CVE-2021-41827: 
Zoho ManageEngine Remote Access Plus vulnerability analysis and mitigation

Zoho ManageEngine Remote Access Plus before version 10.1.2121.1 contained a security vulnerability involving hardcoded credentials for read-only access. The vulnerability, identified as CVE-2021-41827, was discovered in September 2021 and involved hardcoded credentials within the source code of the DCBackupRestore JAR archive (NVD, Nested If).

The vulnerability received a CVSS v3.1 base score of 7.5 (HIGH) with vector string CVSS:3.1/AV:N/AC:L/PR:N/UI:N/S:U/C:H/I:N/A:N. The issue stemmed from hardcoded database connection credentials embedded within the DCBackupRestore JAR file, which could be easily reverse engineered. The affected 'medc' database user had read-only permissions, limiting the potential impact to data access without modification capabilities (NVD, Nested If).

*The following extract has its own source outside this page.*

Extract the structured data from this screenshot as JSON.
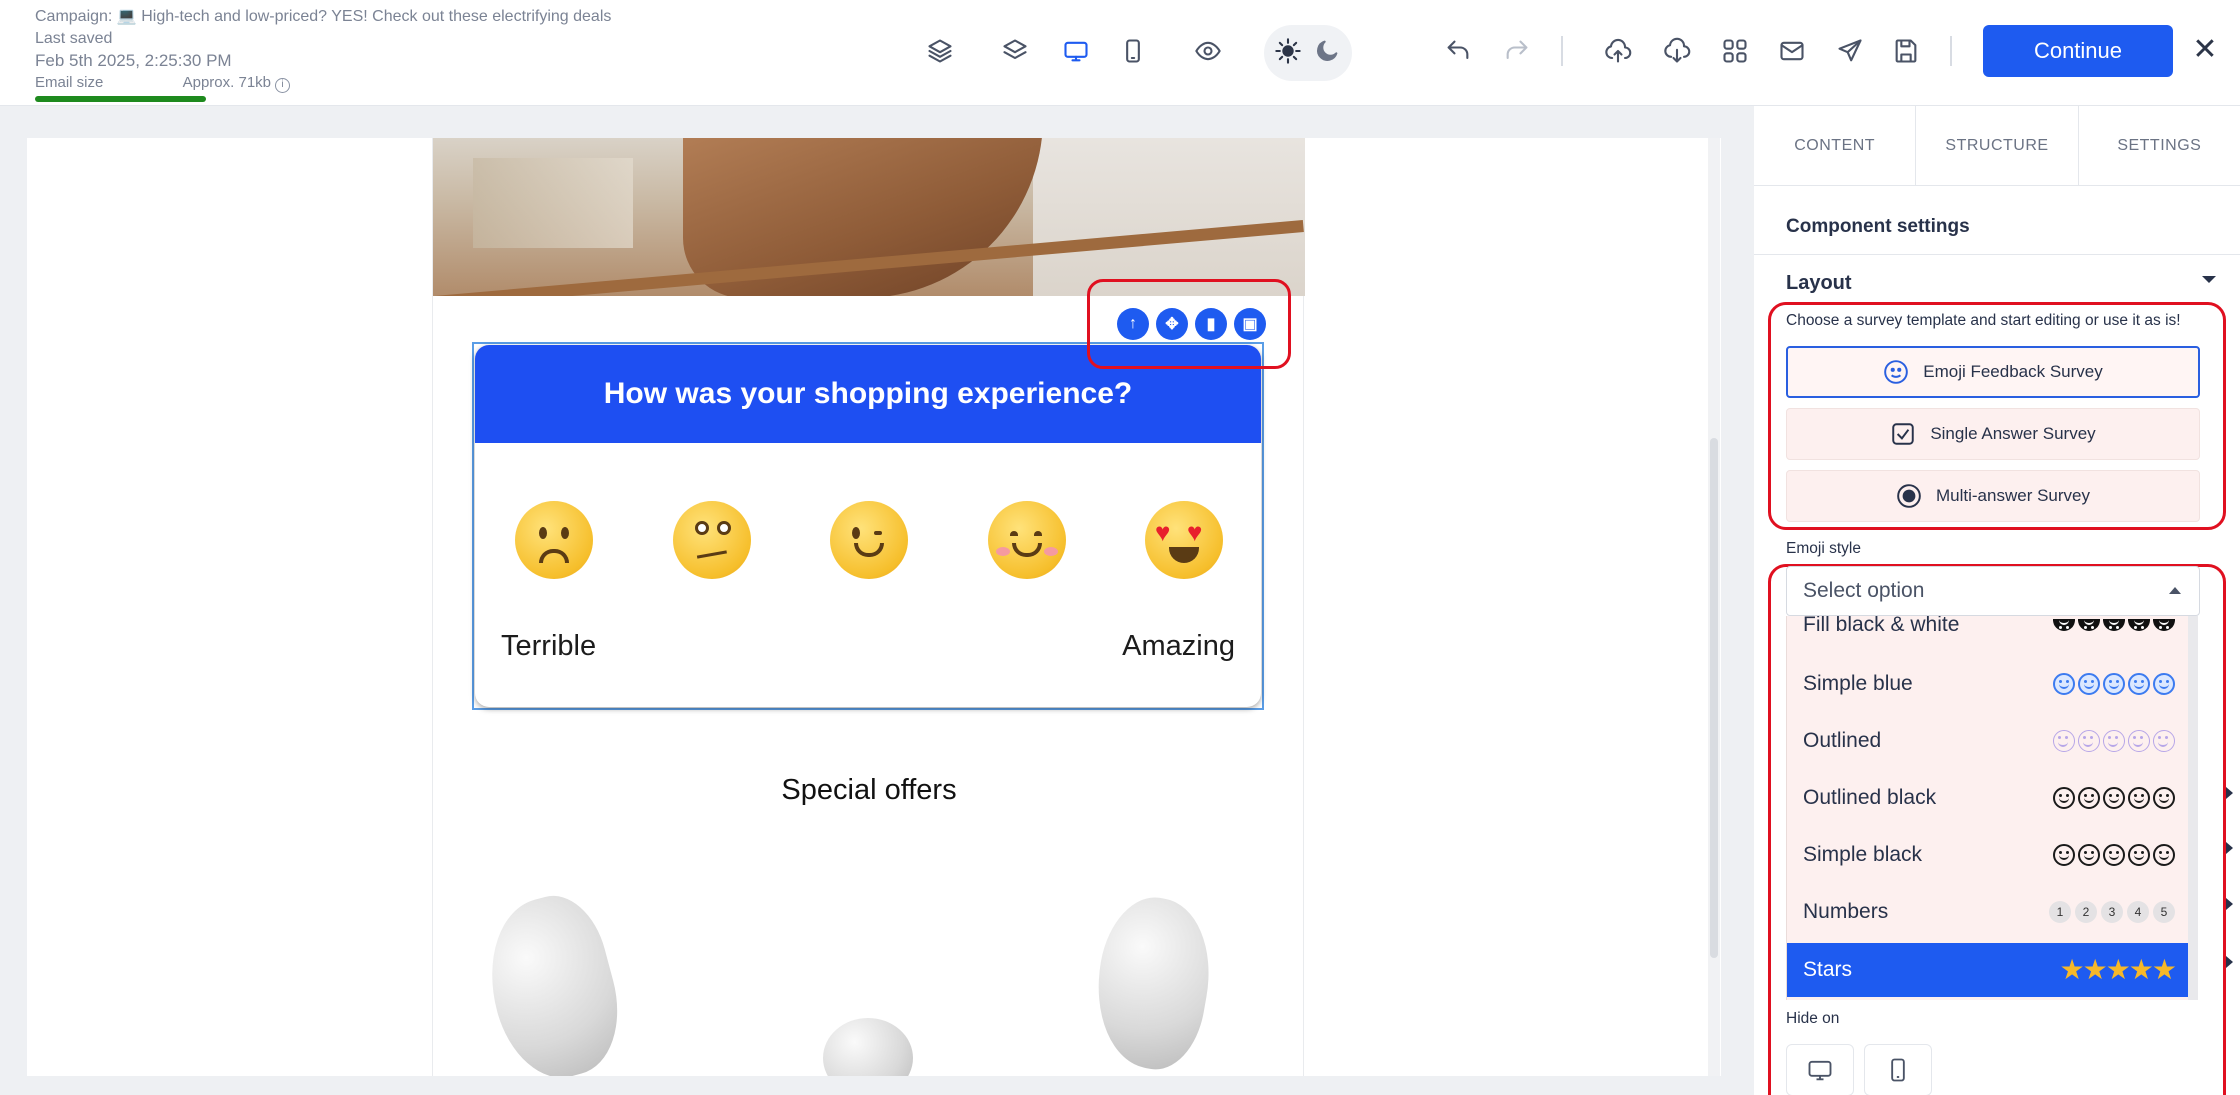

The vulnerability exposed sensitive information stored in the database, including server configurations, deployed agent configurations, enterprise system details, user information, vulnerability/patch status, and other system information. While the hardcoded credentials provided read-only access, this still represented a significant security risk due to the exposure of sensitive enterprise data (Nested If).

The vulnerability was fixed in version 10.1.2121.1 of Zoho ManageEngine Remote Access Plus. The vendor implemented changes to ensure the database backup password would be newly generated and randomized (ManageEngine).